I was in a job interview and I opened a book and started reading. Then I said to the guy, “Let me ask you a question. If you are in a spaceship that is traveling at the speed of light, and you turn on the headlights, does anything happen?” He said, “I don’t know.” I said, “I don’t want your job.”
I was in the first submarine. Instead of a periscope, they had a kaleidoscope.”We’re surrounded.”
I went camping and borrowed a circus tent by mistake. I didn’t notice until I got it set up.
People complained because they couldn’t see the lake.
When I turned two I was really anxious, because I’d doubled my age in a year. I thought, if this keeps up, by the time I’m six I’ll be ninety.
Sponges grow in the ocean. That just kills me. I wonder how much deeper the ocean would be if that didn’t happen.
I put instant coffee in a microwave oven and almost went back in time.
It’s a fine night to have an evening.
Even snakes are afraid of snakes.
I can’t stop thinking like this.
This isn’t all true.
You know how it is when you’re walking up the stairs, and you get to the top,
and you think there’s one more step? I’m like that all the time
I put hardwood floors on top of wall-to-wall carpet.
Tinsel is really snakes’ mirrors.
Two babies were born on the same day at the same hospital. They lay there and looked at each other. Their families came and took them away. Eighty years later, by a bizarre coincidence, they lay in the same hospital, on their deathbeds, next to each other. One of them looked at the other and said, “So. What did you think?”
My grandfather gave me a watch. It doesn’t have any hands or numbers.
He says it’s very accurate. I asked him what time it was. You can guess what he told me.
I spent all my money on a FAX machine. Now I can only FAX collect.
What are imitation rhinestones?
If a word in the dictionary were mispelled, how would we know?
If God dropped acid, would he see people?
In my house there’s this light switch that doesn’t do anything. Every so often I would flick it on and off just to check. Yesterday, I got a call from a woman in Madagascar. She said, “Cut it out.”

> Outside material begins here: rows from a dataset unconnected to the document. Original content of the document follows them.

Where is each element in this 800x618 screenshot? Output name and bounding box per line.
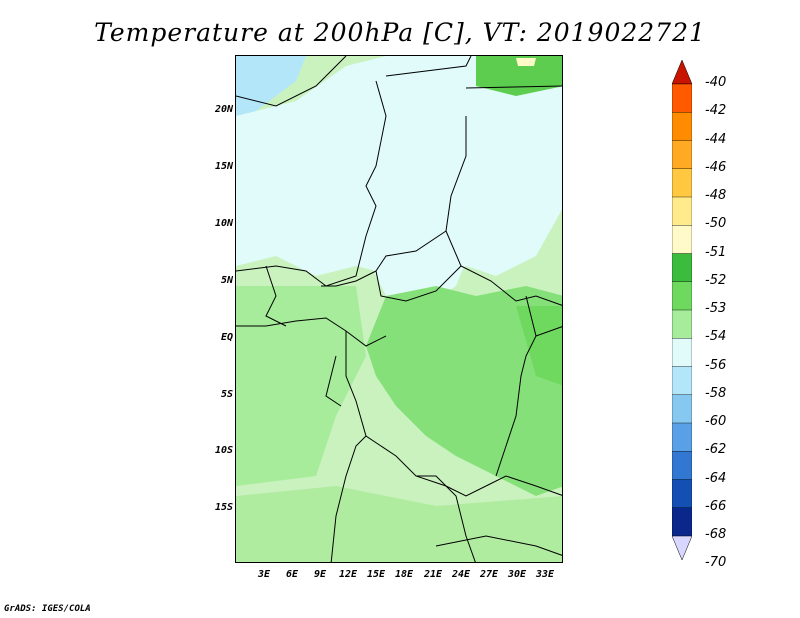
colorbar-segment <box>672 196 692 226</box>
lat-label-20n: 20N <box>214 104 233 115</box>
region-warm-central <box>366 286 562 496</box>
colorbar-label: -60 <box>705 414 727 429</box>
lat-label-5s: 5S <box>220 389 233 400</box>
colorbar-label: -51 <box>705 244 727 260</box>
map-title: Temperature at 200hPa [C], VT: 201902272… <box>94 18 706 47</box>
colorbar-label: -50 <box>705 216 727 232</box>
colorbar-segment <box>672 253 692 283</box>
colorbar-bottom-arrow <box>672 535 692 560</box>
colorbar-label: -64 <box>705 470 727 486</box>
lon-label-33e: 33E <box>535 569 555 580</box>
colorbar-segment <box>672 507 692 537</box>
lon-label-15e: 15E <box>366 569 386 580</box>
lon-label-30e: 30E <box>507 569 527 580</box>
lat-label-10n: 10N <box>214 218 233 229</box>
footer-credit: GrADS: IGES/COLA <box>4 604 91 614</box>
country-borders <box>236 56 562 562</box>
colorbar-segment <box>672 338 692 368</box>
colorbar-label: -52 <box>705 272 727 288</box>
colorbar-label: -62 <box>705 442 727 458</box>
colorbar-segment <box>672 83 692 113</box>
colorbar-segment <box>672 309 692 339</box>
lat-label-15s: 15S <box>214 502 233 513</box>
temperature-map <box>236 56 562 562</box>
lon-label-9e: 9E <box>313 569 327 580</box>
colorbar-segment <box>672 422 692 452</box>
lat-label-eq: EQ <box>220 332 233 343</box>
lat-label-5n: 5N <box>220 275 233 286</box>
lon-label-12e: 12E <box>338 569 358 580</box>
region-cold-north <box>236 56 562 296</box>
colorbar-segment <box>672 479 692 509</box>
colorbar-label: -56 <box>705 357 727 373</box>
lon-label-18e: 18E <box>394 569 414 580</box>
map-panel <box>235 55 563 563</box>
region-cold-center <box>371 196 476 306</box>
lat-label-10s: 10S <box>214 445 233 456</box>
region-warm-east <box>516 306 562 386</box>
colorbar-label: -48 <box>705 188 727 203</box>
colorbar-label: -40 <box>705 75 727 90</box>
colorbar-segment <box>672 366 692 396</box>
colorbar-segment <box>672 451 692 481</box>
colorbar-label: -53 <box>705 301 727 316</box>
region-yellow-ne <box>516 58 536 66</box>
region-coldest-nw <box>236 56 306 116</box>
colorbar-label: -70 <box>705 555 727 571</box>
colorbar-label: -46 <box>705 159 727 175</box>
colorbar-label: -66 <box>705 498 727 514</box>
region-south <box>236 486 562 562</box>
lat-label-15n: 15N <box>214 161 233 172</box>
colorbar-segment <box>672 112 692 142</box>
colorbar-label: -42 <box>705 103 727 119</box>
colorbar-segment <box>672 281 692 311</box>
colorbar-segment <box>672 225 692 255</box>
colorbar-segment <box>672 394 692 424</box>
colorbar-label: -44 <box>705 131 727 147</box>
lon-label-27e: 27E <box>479 569 499 580</box>
lon-label-24e: 24E <box>451 569 471 580</box>
lon-label-6e: 6E <box>285 569 299 580</box>
colorbar-label: -54 <box>705 329 727 345</box>
lon-label-3e: 3E <box>257 569 271 580</box>
colorbar <box>672 60 692 560</box>
region-west <box>236 286 366 486</box>
colorbar-label: -68 <box>705 527 727 542</box>
colorbar-segment <box>672 168 692 198</box>
colorbar-segment <box>672 140 692 170</box>
colorbar-label: -58 <box>705 385 727 401</box>
colorbar-top-arrow <box>672 60 692 85</box>
lon-label-21e: 21E <box>423 569 443 580</box>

It’s a good thing we have gravity or else when birds died they’d just stay right up there.
Hunters would be all confused.
I wrote a few children’s books…not on purpose.

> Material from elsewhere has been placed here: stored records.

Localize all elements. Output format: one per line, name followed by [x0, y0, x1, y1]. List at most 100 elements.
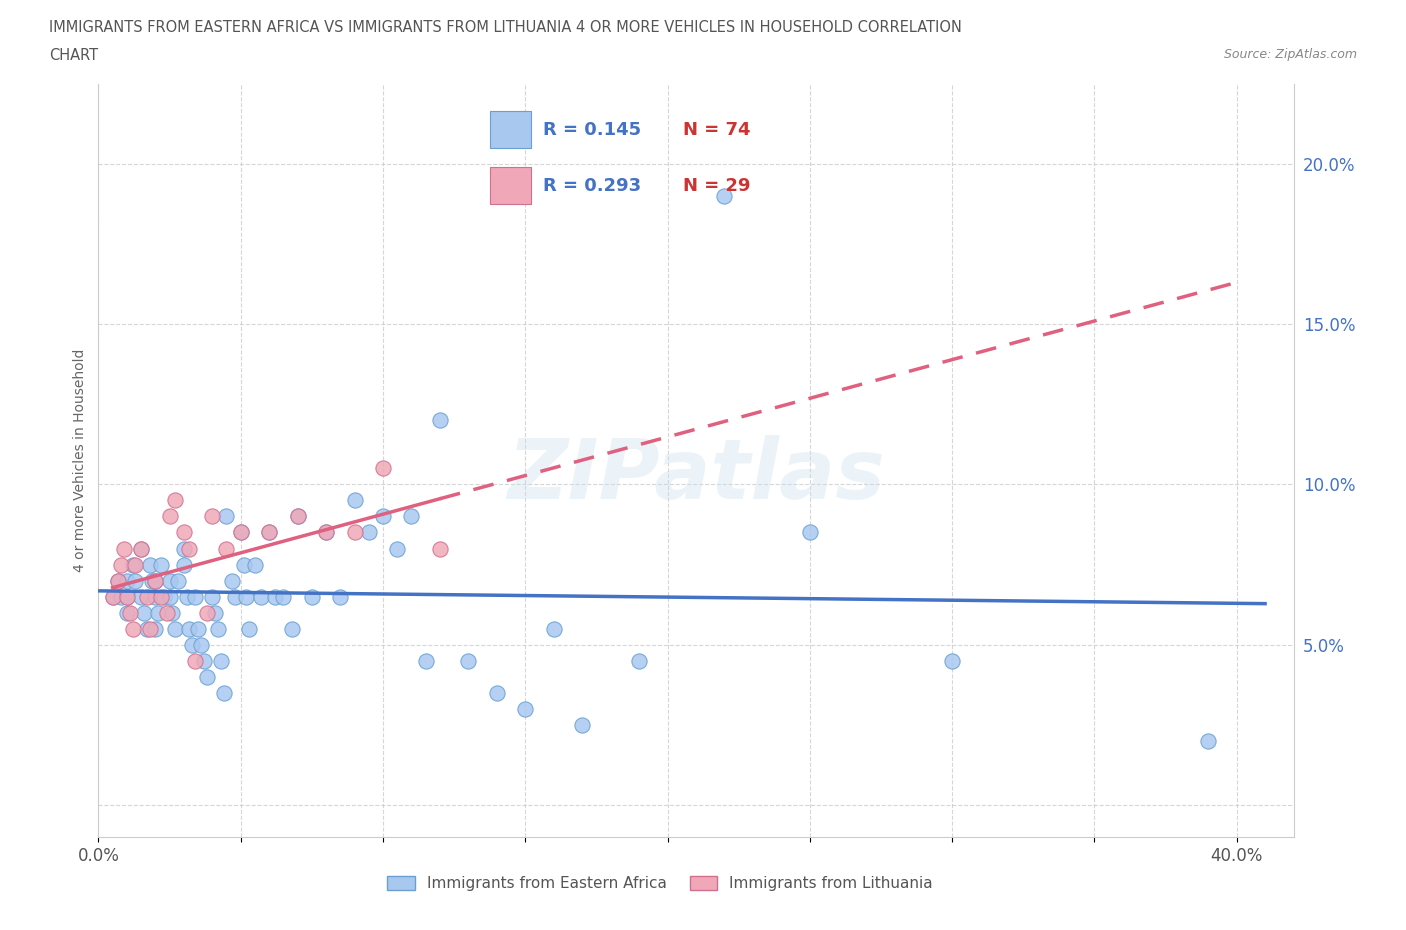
- Point: [179, 621, 201, 636]
- Point: [138, 621, 160, 636]
- Point: [115, 605, 138, 620]
- Legend: Immigrants from Eastern Africa, Immigrants from Lithuania: Immigrants from Eastern Africa, Immigran…: [381, 870, 939, 897]
- Point: [281, 621, 304, 636]
- Point: [112, 541, 135, 556]
- Point: [713, 189, 735, 204]
- Point: [329, 589, 352, 604]
- Point: [129, 541, 152, 556]
- Text: CHART: CHART: [49, 48, 98, 63]
- Point: [143, 589, 166, 604]
- Point: [173, 525, 195, 540]
- Point: [143, 573, 166, 588]
- Point: [371, 461, 394, 476]
- Point: [141, 573, 163, 588]
- Point: [162, 605, 184, 620]
- Point: [115, 573, 138, 588]
- Point: [315, 525, 337, 540]
- Point: [204, 605, 226, 620]
- Y-axis label: 4 or more Vehicles in Household: 4 or more Vehicles in Household: [73, 349, 87, 572]
- Point: [941, 653, 963, 668]
- Point: [193, 653, 215, 668]
- Point: [181, 637, 204, 652]
- Point: [115, 589, 138, 604]
- Point: [224, 589, 246, 604]
- Point: [799, 525, 821, 540]
- Point: [179, 541, 201, 556]
- Point: [238, 621, 260, 636]
- Point: [209, 653, 232, 668]
- Point: [124, 557, 146, 572]
- Point: [315, 525, 337, 540]
- Point: [1197, 734, 1219, 749]
- Point: [429, 413, 451, 428]
- Point: [485, 685, 508, 700]
- Point: [150, 557, 173, 572]
- Point: [110, 589, 132, 604]
- Point: [184, 653, 207, 668]
- Point: [263, 589, 285, 604]
- Point: [257, 525, 280, 540]
- Point: [273, 589, 295, 604]
- Point: [201, 509, 224, 524]
- Point: [287, 509, 309, 524]
- Point: [143, 621, 166, 636]
- Point: [165, 493, 187, 508]
- Point: [121, 557, 143, 572]
- Point: [235, 589, 257, 604]
- Point: [249, 589, 271, 604]
- Text: Source: ZipAtlas.com: Source: ZipAtlas.com: [1223, 48, 1357, 61]
- Point: [429, 541, 451, 556]
- Point: [101, 589, 124, 604]
- Point: [129, 541, 152, 556]
- Point: [176, 589, 198, 604]
- Point: [301, 589, 323, 604]
- Point: [107, 573, 129, 588]
- Point: [173, 541, 195, 556]
- Point: [138, 557, 160, 572]
- Point: [129, 589, 152, 604]
- Point: [215, 509, 238, 524]
- Point: [415, 653, 437, 668]
- Point: [167, 573, 190, 588]
- Point: [457, 653, 479, 668]
- Point: [357, 525, 380, 540]
- Point: [110, 557, 132, 572]
- Point: [371, 509, 394, 524]
- Point: [150, 589, 173, 604]
- Point: [207, 621, 229, 636]
- Point: [143, 573, 166, 588]
- Point: [121, 621, 143, 636]
- Text: ZIPatlas: ZIPatlas: [508, 435, 884, 516]
- Point: [195, 670, 218, 684]
- Point: [132, 605, 155, 620]
- Point: [195, 605, 218, 620]
- Point: [212, 685, 235, 700]
- Point: [101, 589, 124, 604]
- Point: [159, 589, 181, 604]
- Point: [156, 605, 179, 620]
- Point: [201, 589, 224, 604]
- Point: [343, 493, 366, 508]
- Point: [173, 557, 195, 572]
- Point: [515, 701, 537, 716]
- Point: [543, 621, 565, 636]
- Point: [287, 509, 309, 524]
- Point: [135, 589, 157, 604]
- Point: [628, 653, 651, 668]
- Point: [124, 573, 146, 588]
- Point: [153, 589, 176, 604]
- Point: [229, 525, 252, 540]
- Point: [107, 573, 129, 588]
- Point: [148, 605, 170, 620]
- Point: [135, 621, 157, 636]
- Point: [232, 557, 254, 572]
- Point: [243, 557, 266, 572]
- Point: [343, 525, 366, 540]
- Point: [385, 541, 409, 556]
- Point: [229, 525, 252, 540]
- Point: [571, 717, 593, 732]
- Point: [401, 509, 423, 524]
- Point: [165, 621, 187, 636]
- Point: [215, 541, 238, 556]
- Point: [187, 621, 209, 636]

I wrote a song, but I can’t read music so I don’t know what it is. Every once in a while I’ll be listening to the radio and I say, “I think I might have written that.”
“So, do you live around here often?”
I got up one morning, couldn’t find my socks, so I called Information. She said, “Hello, Information.” I said, “I can’t find my socks.” She said, “They’re behind the couch.” And they were!
When I was a little kid we had a sand box. It was a quicksand box.
I was an only child….eventually.
[Referring to a glass of water:] I mixed this myself. Two parts H, one part O. I don’t trust anybody!
I’m moving to Mars next week, so if you have any boxes…
I saw a bank that said “24 Hour Banking”, but I don’t have that much time.
I like to go to art museums and name the untitled paintings… Boy With Pail… Kitten On Fire.
I went to a restaurant that serves “breakfast at any time”.
So I ordered French Toast during the Renaissance.
I went to this restaurant last night that was set up like a big buffet in the shape of an Ouija board. You’d think about what kind of food you want, and the table would move across the floor to it.
I went to a general store. They wouldn’t let me buy anything specifically.
I worked in a health food store once. A guy came in and asked me, “If I melt dry ice, can I take a bath without getting wet?”
I went to a 7-11 and asked for a 2×4 and a box of 3×5’s. The clerk said, “ten-four.”
I went down the street to the 24-hour grocery. When I got there, the guy was locking the front door. I said, “Hey, the sign says you’re open 24 hours.” He said, “Yes, but not in a row.”